What's the best way to compute an array which contains the union time ranges that they are busy? 计算包含忙碌的并集时间范围的数组的最佳方法是什么? If two busy periods overlap for the individuals, I need the time range that represents the whole period over which they are busy. 如果两个人的繁忙时间重叠,那么我需要一个代表他们整个繁忙时间的时间范围。
Here's an example: 这是一个例子:
const firstBusyPeriods = [
{ start: "2017-04-05T10:00:00Z", end: "2017-04-05T12:00:00Z" },
{ start: "2017-04-05T14:00:00Z", end: "2017-04-05T15:00:00Z" }
]
const secondBusyPeriods = [
{ start: "2017-04-05T08:00:00Z", end: "2017-04-05T11:00:00Z" },
{ start: "2017-04-05T16:00:00Z", end: "2017-04-05T17:00:00Z" }
]
The resulting array should look like this: 结果数组应如下所示:
const result = [
{ start: "2017-04-05T08:00:00Z", end: "2017-04-05T12:00:00Z" },
{ start: "2017-04-05T14:00:00Z", end: "2017-04-05T15:00:00Z" },
{ start: "2017-04-05T16:00:00Z", end: "2017-04-05T17:00:00Z" }
]
The result contains a union of the overlapping busy period, and then includes the two periods that don't overlap between the individuals. 结果包含重叠的繁忙时段的并集,然后包括两个个体之间不重叠的时段。

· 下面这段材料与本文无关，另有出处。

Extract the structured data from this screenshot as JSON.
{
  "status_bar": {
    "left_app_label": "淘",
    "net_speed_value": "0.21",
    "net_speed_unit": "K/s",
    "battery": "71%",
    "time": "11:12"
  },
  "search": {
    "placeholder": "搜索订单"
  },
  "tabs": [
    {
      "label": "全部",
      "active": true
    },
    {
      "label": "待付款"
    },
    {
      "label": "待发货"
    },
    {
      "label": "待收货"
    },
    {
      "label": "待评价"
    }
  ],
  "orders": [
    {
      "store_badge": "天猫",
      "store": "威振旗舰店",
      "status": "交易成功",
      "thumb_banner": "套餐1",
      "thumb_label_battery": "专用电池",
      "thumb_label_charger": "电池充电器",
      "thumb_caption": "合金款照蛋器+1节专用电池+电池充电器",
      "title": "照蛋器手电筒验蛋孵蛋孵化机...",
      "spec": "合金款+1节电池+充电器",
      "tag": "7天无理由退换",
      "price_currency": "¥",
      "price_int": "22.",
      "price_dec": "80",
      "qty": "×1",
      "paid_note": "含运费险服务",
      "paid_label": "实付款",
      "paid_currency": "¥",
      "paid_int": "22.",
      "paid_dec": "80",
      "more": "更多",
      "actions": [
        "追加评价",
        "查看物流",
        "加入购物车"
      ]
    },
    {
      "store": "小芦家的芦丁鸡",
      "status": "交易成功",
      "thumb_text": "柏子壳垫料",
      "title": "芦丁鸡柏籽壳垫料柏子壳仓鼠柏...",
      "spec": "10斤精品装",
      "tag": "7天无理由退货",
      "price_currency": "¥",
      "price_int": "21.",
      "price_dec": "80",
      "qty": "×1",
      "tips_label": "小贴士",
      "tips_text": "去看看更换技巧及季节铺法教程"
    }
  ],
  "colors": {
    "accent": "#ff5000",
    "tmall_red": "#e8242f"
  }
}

Would it be best to concatenate the two arrays, sort the resulting array, and apply a reduce function? 最好将两个数组连接起来,对结果数组进行排序,然后应用reduce函数?
Or would it be best to recursively iterate through one of the two arrays and produce a stack with the union and non-intersecting periods as the result? 还是最好递归地遍历两个数组之一,并产生一个包含联合和非相交期间的堆栈?
1 个解决方案
解决方案1
2 已采纳 2017-04-05 11:36:08
I think I would go with concat and reduce : 我想我会选择concat并reduce :
const firstBusyPeriods = [{ start: "2017-04-05T10:00:00Z", end: "2017-04-05T12:00:00Z" }, { start: "2017-04-05T14:00:00Z", end: "2017-04-05T15:00:00Z" } ]; const secondBusyPeriods = [{ start: "2017-04-05T08:00:00Z", end: "2017-04-05T11:00:00Z" }, { start: "2017-04-05T16:00:00Z", end: "2017-04-05T17:00:00Z" } ]; const isBetween = function(range, date) { return range.start < date && range.end > date; }; const rangesOverlap = function(rangeOne, rangeTwo) { return isBetween(rangeOne, rangeTwo.start) || isBetween(rangeOne, rangeTwo.end); }; const mergeRanges = function(rangeOne, rangeTwo) { let newRange = {} if (isBetween(rangeOne, rangeTwo.start)) { newRange.start = rangeOne.start; } else { newRange.start = rangeTwo.start; } if (isBetween(rangeOne, rangeTwo.end)) { newRange.end = rangeOne.end; } else { newRange.end = rangeTwo.end; } return newRange; }; const merge = function(rangeCollectionOne, rangeCollectionTwo) { let concatenatedCollections = rangeCollectionOne.concat(rangeCollectionTwo).sort((a,b) => a.start - b.start); let newCollection = concatenatedCollections.reduce((newCollection, range) => { let index = newCollection.findIndex(rangeToCheck => rangesOverlap(rangeToCheck, range)); if (index !== -1) { newCollection[index] = mergeRanges(newCollection[index], range); } else { newCollection.push(range); } return newCollection; }, []); return newCollection; } console.log(merge(firstBusyPeriods, secondBusyPeriods));
First I tried with a standard loop approach, I think recursion here is not even required to accomplish the task. 首先,我尝试使用标准循环方法,我认为甚至不需要递归即可完成任务。 IMHO reduce and concat way is more elegant. 恕我直言, reduce和concat方式更优雅。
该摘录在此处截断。